Add to your `conf.lua`:

```lua
return {
    version = 1,
    wantedScripts = {
        ['ddos_protection_challenge'] = {
            ban_duration = 3600,        -- 1 hour ban for honeypot triggers
            token_duration = 86400,     -- 24 hour token validity
            cookie_name = 'aproxy_token',
            shared_dict_bans = 'aproxy_bans',
            shared_dict_tokens = 'aproxy_tokens',
            protected_paths = {         -- Optional: specific paths to protect
                '/api/.*',              -- Protect all API endpoints
                '/search',              -- Protect search endpoint
            },
        }
    }
}
```

**Protect Specific Paths Only**: By default, if `protected_paths` is not configured or is empty, the challenge applies to ALL requests. You can configure specific paths to protect expensive endpoints while leaving static assets unprotected:

```lua
-- Protect only expensive API endpoints
protected_paths = {'/api/.*', '/search'}

-- This allows static assets, images, etc. to pass through freely
-- while requiring challenge for costly operations
```

**Challenge Types**: Choose from three different challenge mechanisms:

```lua
-- Option 1: Simple button (default) - easiest for users
challenge_type = 'button'

-- Option 2: Multiple-choice question - better bot filtering
challenge_type = 'question'

-- Option 3: Proof-of-work - computational challenge, strongest protection
challenge_type = 'pow'
pow_difficulty = 4  -- Number of leading zeros (4 = ~1-3 seconds)
```

### Configuration Options

| Option | Type | Default | Description |
|--------|------|---------|-------------|
| `ban_duration` | number | 3600 | How long to ban IPs (in seconds) that trigger the honeypot |
| `token_duration` | number | 86400 | How long tokens remain valid after passing challenge (in seconds) |
| `cookie_name` | string | `aproxy_token` | Name of the validation cookie |
| `shared_dict_bans` | string | `aproxy_bans` | Name of nginx shared dict for banned IPs |
| `shared_dict_tokens` | string | `aproxy_tokens` | Name of nginx shared dict for valid tokens |
| `protected_paths` | list | `[]` (all paths) | List of PCRE regex patterns for paths to protect. If empty, all paths are protected |
| `challenge_type` | string | `button` | Type of challenge: `button`, `question`, or `pow` |
| `pow_difficulty` | number | 4 | Proof-of-work difficulty (leading zeros). Only used when `challenge_type` is `pow` |

## Special Endpoints

This module uses two special endpoints:

- `/__aproxy_challenge_verify` - Challenge form submission endpoint (POST)
- `/__aproxy_challenge_trap` - Honeypot link that bans IPs (GET)
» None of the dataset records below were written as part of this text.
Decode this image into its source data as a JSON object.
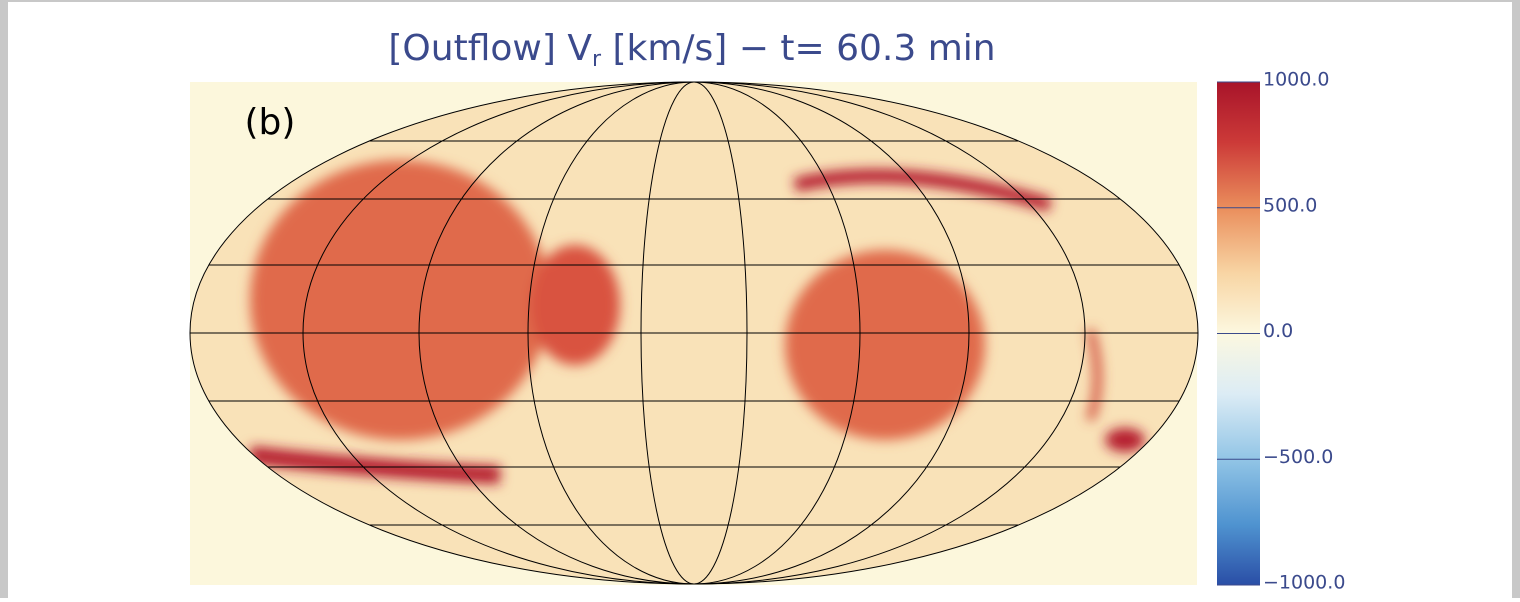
{
  "chart_data": {
    "type": "map",
    "title_parts": [
      "[Outflow] V",
      "r",
      " [km/s] − t= 60.3 min"
    ],
    "annotation": "(b)",
    "colorbar": {
      "clim": [
        -1000,
        1000
      ],
      "ticks": [
        {
          "value": 1000,
          "label": "1000.0"
        },
        {
          "value": 500,
          "label": "500.0"
        },
        {
          "value": 0,
          "label": "0.0"
        },
        {
          "value": -500,
          "label": "−500.0"
        },
        {
          "value": -1000,
          "label": "−1000.0"
        }
      ]
    }
  }
}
⚠️ **Warning**: Don't create routes with these paths in your application.

## User Experience

### First Visit
1. User visits your site
2. Sees a security check page with a "Verify I'm Human" button
3. Clicks the button
4. Gets redirected to their original destination
5. Cookie is set for 24 hours (configurable)

### Subsequent Visits
- Users with valid cookies pass through immediately
- No challenge shown until cookie expires

### Bots/Scrapers
- Simple bots see the challenge page and likely fail to proceed
- HTML parsers might find and click the honeypot link → IP banned
- Sophisticated bots have to solve the challenge, slowing them down significantly

## Challenge Types

The module supports three different types of challenges, allowing you to experiment with different DDoS mitigation strategies:

### 1. Button Challenge (`challenge_type = 'button'`)
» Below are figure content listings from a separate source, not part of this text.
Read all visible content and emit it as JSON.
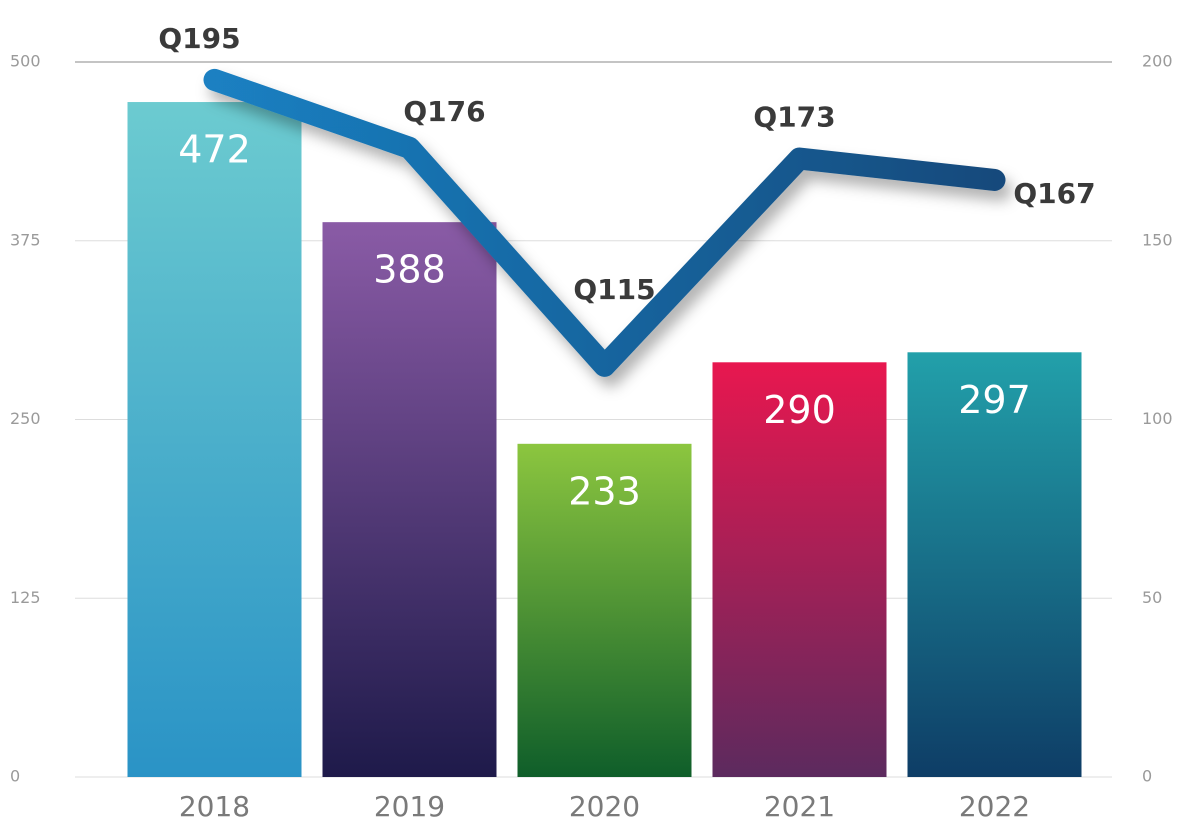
{
  "chart_data": {
    "type": "bar",
    "categories": [
      "2018",
      "2019",
      "2020",
      "2021",
      "2022"
    ],
    "series": [
      {
        "type": "bar",
        "values": [
          472,
          388,
          233,
          290,
          297
        ],
        "colors": [
          [
            "#6ccbd0",
            "#2a93c6"
          ],
          [
            "#8a5ba6",
            "#1e1a4a"
          ],
          [
            "#8cc63f",
            "#0f5e2a"
          ],
          [
            "#e8174f",
            "#5c2a5e"
          ],
          [
            "#22a0aa",
            "#0e3d66"
          ]
        ]
      },
      {
        "type": "line",
        "axis": "y2",
        "color": [
          "#1a80c2",
          "#154a7c"
        ],
        "values": [
          195,
          176,
          115,
          173,
          167
        ],
        "value_labels": [
          "Q195",
          "Q176",
          "Q115",
          "Q173",
          "Q167"
        ]
      }
    ],
    "ylim": [
      0,
      500
    ],
    "yticks": [
      0,
      125,
      250,
      375,
      500
    ],
    "y2lim": [
      0,
      200
    ],
    "y2ticks": [
      0,
      50,
      100,
      150,
      200
    ],
    "grid": true
  }
}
**How it works**: Users see a simple page with a "Verify I'm Human" button. Click the button to pass.

**Pros**:
- Easiest for legitimate users
- No friction for human visitors
- Fast (instant)

**Cons**:
- Can be bypassed by sophisticated bots that can interact with forms
- Minimal computational cost for attackers

**Best for**: General protection where UX is priority

```lua
challenge_type = 'button'
```

### 2. Question Challenge (`challenge_type = 'question'`)

**How it works**: Users must answer a simple multiple-choice question (e.g., "What is 7 + 5?", "How many days in a week?")

**Pros**:
- Harder for simple bots to bypass
- Still easy for humans
- Moderate filtering of automated tools

**Cons**:
- Requires human interaction
- Can be annoying if cookies expire frequently
- Sophisticated bots with NLP can solve these

**Best for**: Balancing security and UX, filtering out simple scrapers

```lua
challenge_type = 'question'
```

### 3. Proof-of-Work Challenge (`challenge_type = 'pow'`)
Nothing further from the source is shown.